Os comentários que questionam a saúde mental da mãe, apoiando-se no argumento de que ao ter relações sexuais não havia doença, além de existir uma generalização de sintomas depressivos (de que todas as pessoas depressivas não se relacionam, não conversam ou não querem ter contato com ninguém), há uma série de preceitos morais direcionados ao papel da mulher em uma relação.

Ainda se destacam comentários condenatórios e pedindo punição à mãe: “Assassina tem que pagar por essa crueldade”, “O Brasil era pra ter pena de morte”, “tem que pagar”, “(...) merece a cadeia”, como se desacreditando que não haverá punição para esse caso e que a punição mais justa seria a morte da mãe.

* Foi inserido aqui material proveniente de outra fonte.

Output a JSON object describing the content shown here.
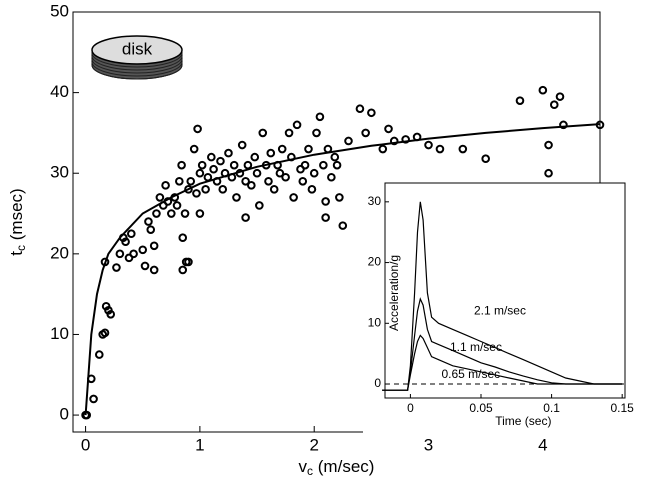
{
  "chart_data": [
    {
      "type": "scatter",
      "xlabel": [
        "v",
        "c",
        " (m/sec)"
      ],
      "ylabel": [
        "t",
        "c",
        " (msec)"
      ],
      "annotation": "disk",
      "xlim": [
        -0.11,
        4.5
      ],
      "ylim": [
        -2.1,
        50
      ],
      "xticks": [
        0,
        1,
        2,
        3,
        4
      ],
      "yticks": [
        0,
        10,
        20,
        30,
        40,
        50
      ],
      "series": [
        {
          "type": "scatter",
          "color": "#000000",
          "x": [
            0,
            0.01,
            0.05,
            0.07,
            0.12,
            0.15,
            0.17,
            0.18,
            0.2,
            0.22,
            0.17,
            0.3,
            0.33,
            0.35,
            0.4,
            0.38,
            0.42,
            0.5,
            0.52,
            0.55,
            0.57,
            0.6,
            0.6,
            0.62,
            0.65,
            0.68,
            0.7,
            0.72,
            0.75,
            0.78,
            0.8,
            0.82,
            0.84,
            0.85,
            0.87,
            0.88,
            0.9,
            0.92,
            0.95,
            0.97,
            0.98,
            1.0,
            1.02,
            1.05,
            1.07,
            1.1,
            1.12,
            1.15,
            1.18,
            1.2,
            1.22,
            1.25,
            1.28,
            1.3,
            1.32,
            1.35,
            1.37,
            1.4,
            1.4,
            1.42,
            1.45,
            1.48,
            1.5,
            1.52,
            1.55,
            1.58,
            1.6,
            1.62,
            1.65,
            1.68,
            1.7,
            1.72,
            1.75,
            1.78,
            1.8,
            1.82,
            1.85,
            1.88,
            1.9,
            1.92,
            1.95,
            1.98,
            2.0,
            2.02,
            2.05,
            2.08,
            2.1,
            2.1,
            2.12,
            2.15,
            2.18,
            2.2,
            2.22,
            2.25,
            2.3,
            2.4,
            2.45,
            2.5,
            2.6,
            2.65,
            2.7,
            2.8,
            2.9,
            3.0,
            3.1,
            3.3,
            3.5,
            3.8,
            4.0,
            4.05,
            4.05,
            4.1,
            4.15,
            4.18,
            4.5,
            0.27,
            1.0,
            0.9,
            0.85
          ],
          "values": [
            0,
            0,
            4.5,
            2,
            7.5,
            10,
            10.2,
            13.5,
            13,
            12.5,
            19,
            20,
            22,
            21.5,
            22.5,
            19.5,
            20,
            20.5,
            18.5,
            24,
            23,
            21,
            18,
            25,
            27,
            26,
            28.5,
            26.5,
            25,
            27,
            26,
            29,
            31,
            18,
            25,
            19,
            28,
            29,
            33,
            27.5,
            35.5,
            30,
            31,
            28,
            29.5,
            32,
            30.5,
            29,
            31.5,
            28,
            30,
            32.5,
            29.5,
            31,
            27,
            30,
            33.5,
            29,
            24.5,
            31,
            28.5,
            32,
            30,
            26,
            35,
            31,
            29,
            32.5,
            28,
            31,
            30,
            33,
            29.5,
            35,
            32,
            27,
            36,
            30.5,
            29,
            31,
            33,
            28,
            30,
            35,
            37,
            31,
            26.5,
            24.5,
            33,
            29.5,
            32,
            31,
            27,
            23.5,
            34,
            38,
            35,
            37.5,
            33,
            35.5,
            34,
            34.2,
            34.5,
            33.5,
            33,
            33,
            31.8,
            39,
            40.3,
            33.5,
            30,
            38.5,
            39.5,
            36,
            36,
            18.3,
            25,
            19,
            22
          ]
        },
        {
          "type": "line",
          "color": "#000000",
          "x": [
            0,
            0.02,
            0.05,
            0.1,
            0.15,
            0.2,
            0.3,
            0.5,
            0.75,
            1,
            1.5,
            2,
            2.5,
            3,
            3.5,
            4,
            4.5
          ],
          "values": [
            0,
            4,
            10,
            15,
            18,
            20,
            22,
            25,
            27,
            28.7,
            30.8,
            32.3,
            33.4,
            34.3,
            35,
            35.6,
            36.1
          ]
        }
      ]
    },
    {
      "type": "line",
      "xlabel": "Time (sec)",
      "ylabel": "Acceleration/g",
      "xlim": [
        -0.018,
        0.152
      ],
      "ylim": [
        -2.3,
        33.1
      ],
      "xticks": [
        0,
        0.05,
        0.1,
        0.15
      ],
      "yticks": [
        0,
        10,
        20,
        30
      ],
      "x": [
        -0.02,
        -0.002,
        0,
        0.003,
        0.005,
        0.007,
        0.009,
        0.012,
        0.015,
        0.02,
        0.03,
        0.04,
        0.05,
        0.06,
        0.07,
        0.08,
        0.09,
        0.1,
        0.11,
        0.12,
        0.13,
        0.15
      ],
      "series": [
        {
          "label": "2.1 m/sec",
          "color": "#000000",
          "values": [
            -1,
            -1,
            3,
            15,
            25,
            30,
            27,
            15,
            11,
            10,
            9,
            8,
            7,
            6,
            5,
            4,
            3,
            2,
            1,
            0.5,
            0,
            0
          ]
        },
        {
          "label": "1.1 m/sec",
          "color": "#000000",
          "values": [
            -1,
            -1,
            2,
            8,
            12,
            14,
            13,
            9,
            7,
            6.5,
            5.5,
            4.5,
            3.5,
            2.8,
            2,
            1.3,
            0.7,
            0.2,
            0,
            0,
            0,
            0
          ]
        },
        {
          "label": "0.65 m/sec",
          "color": "#000000",
          "values": [
            -1,
            -1,
            1.5,
            5,
            7,
            8,
            7.5,
            6,
            4.5,
            4,
            3,
            2.5,
            2,
            1.5,
            1,
            0.5,
            0,
            0,
            0,
            0,
            0,
            0
          ]
        }
      ],
      "baseline": 0
    }
  ]
}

Apenas um comentário cobra responsabilidades do pai da criança: “Sei que a atitude dela foi terrível, mas acho que a criança tem pai, porque o pai não tomou alguma atitude também para ser responsável com seu filho?”. E é interessante analisar esse comentário porque vai contra o que é socialmente estabelecido de que apenas a mãe (por ter gerado a criança) é unicamente responsável por ela, comportamento fruto de resquícios de uma sociedade enraizada no machismo e que isenta o homem em ter responsabilidades assim como a mãe.